Quanto à primeira parte da afirmação costumo dizer, meio por chiste (os chistes podem ser sérios, como sabe o dr. Valton e sabia o dr. Freud), que tudo e todos estamos submetidos ao “sistema capitalista”, inclusive a academia, inclusive a psicanálise – e nem por isso podemos condená-los no tribunal da totalidade.

Esta semana li artigo de Lúcio Flávio Pinto, no Observatório da Imprensa, que traz luz ao debate. O jornalista paraense é “dissidente” da grande imprensa, na qual trabalhou por longos anos. Desde 1987 publica, sozinho, o “Jornal Pessoal”, experiência única no jornalismo brasileiro, que lhe custou, inclusive a agressão física de um dos donos de “O Liberal”, de Belém.
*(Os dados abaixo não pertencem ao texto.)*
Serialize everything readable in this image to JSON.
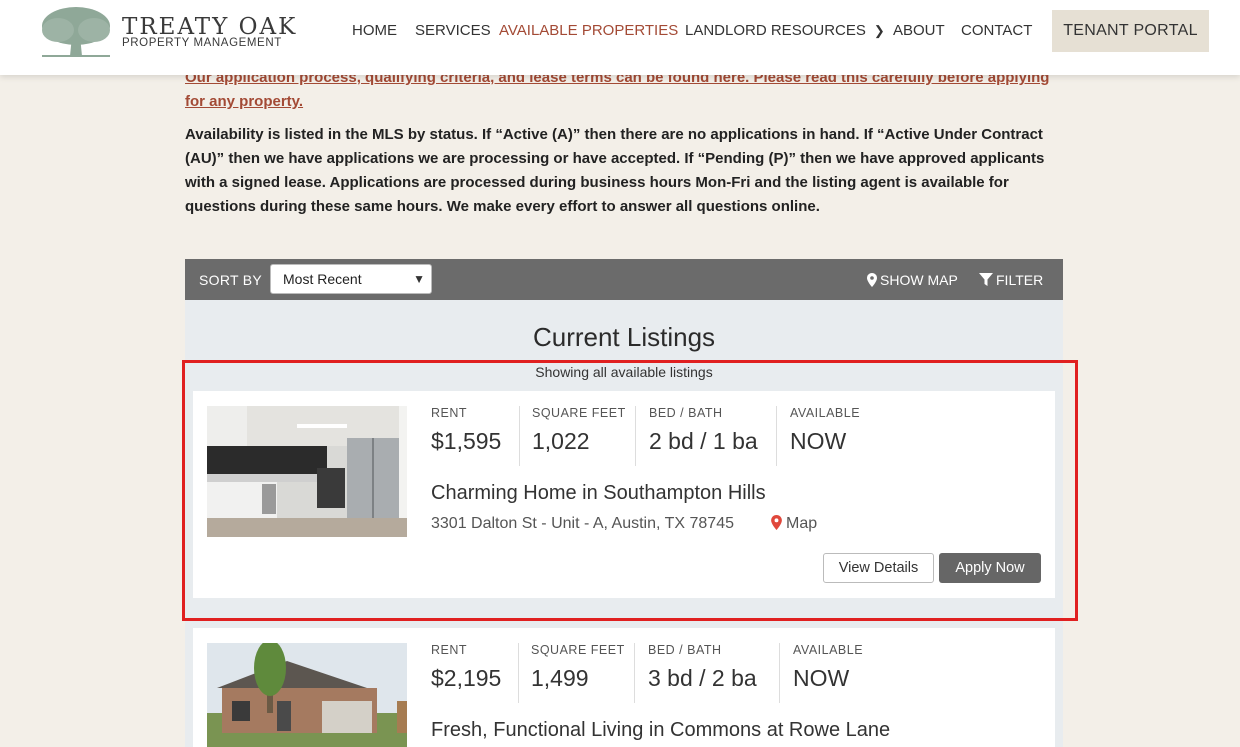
{
  "header": {
    "logo_title": "TREATY OAK",
    "logo_subtitle": "PROPERTY MANAGEMENT",
    "nav": {
      "home": "HOME",
      "services": "SERVICES",
      "available_properties": "AVAILABLE PROPERTIES",
      "landlord_resources": "LANDLORD RESOURCES",
      "about": "ABOUT",
      "contact": "CONTACT"
    },
    "portal_button": "TENANT PORTAL",
    "brand_color": "#a34a35"
  },
  "intro": {
    "link_text": "Our application process, qualifying criteria, and lease terms can be found here. Please read this carefully before applying for any property.",
    "body_text": "Availability is listed in the MLS by status. If “Active (A)” then there are no applications in hand. If “Active Under Contract (AU)” then we have applications we are processing or have accepted. If “Pending (P)” then we have approved applicants with a signed lease. Applications are processed during business hours Mon-Fri and the listing agent is available for questions during these same hours. We make every effort to answer all questions online."
  },
  "toolbar": {
    "sort_label": "SORT BY",
    "sort_value": "Most Recent",
    "show_map": "SHOW MAP",
    "filter": "FILTER"
  },
  "listings": {
    "title": "Current Listings",
    "subtitle": "Showing all available listings",
    "labels": {
      "rent": "RENT",
      "sqft": "SQUARE FEET",
      "bedbath": "BED / BATH",
      "available": "AVAILABLE"
    },
    "items": [
      {
        "rent": "$1,595",
        "sqft": "1,022",
        "bedbath": "2 bd / 1 ba",
        "available": "NOW",
        "title": "Charming Home in Southampton Hills",
        "address": "3301 Dalton St - Unit - A, Austin, TX 78745",
        "map_label": "Map",
        "details_button": "View Details",
        "apply_button": "Apply Now"
      },
      {
        "rent": "$2,195",
        "sqft": "1,499",
        "bedbath": "3 bd / 2 ba",
        "available": "NOW",
        "title": "Fresh, Functional Living in Commons at Rowe Lane"
      }
    ]
  }
}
Ele teria todos os motivos para se lamentar, para vilipendiar a “grande imprensa”, mas vejam o que escreve: “Os jornalões passaram a ser o Judas da malhação. É fácil desnudar seus compromissos políticos e comerciais, suas limitações tácitas, seus arranjos corporativos. Mas o que colocar em seu lugar?” E continua: “Esta é uma preocupação que precisa ser partilhada e desenvolvida no lugar da mera e pronta rejeição”.

Lúcio Flávio vai ao ponto. Nada ainda se inventou melhor do que a imprensa livre, por maiores que sejam os seus defeitos, pois é um espaço de confronto democrático. E, a exemplo da democracia: temos o direito e o dever de criticá-la; mas seria um tiro no pé demandar pelo seu fim ou propor-lhe censura.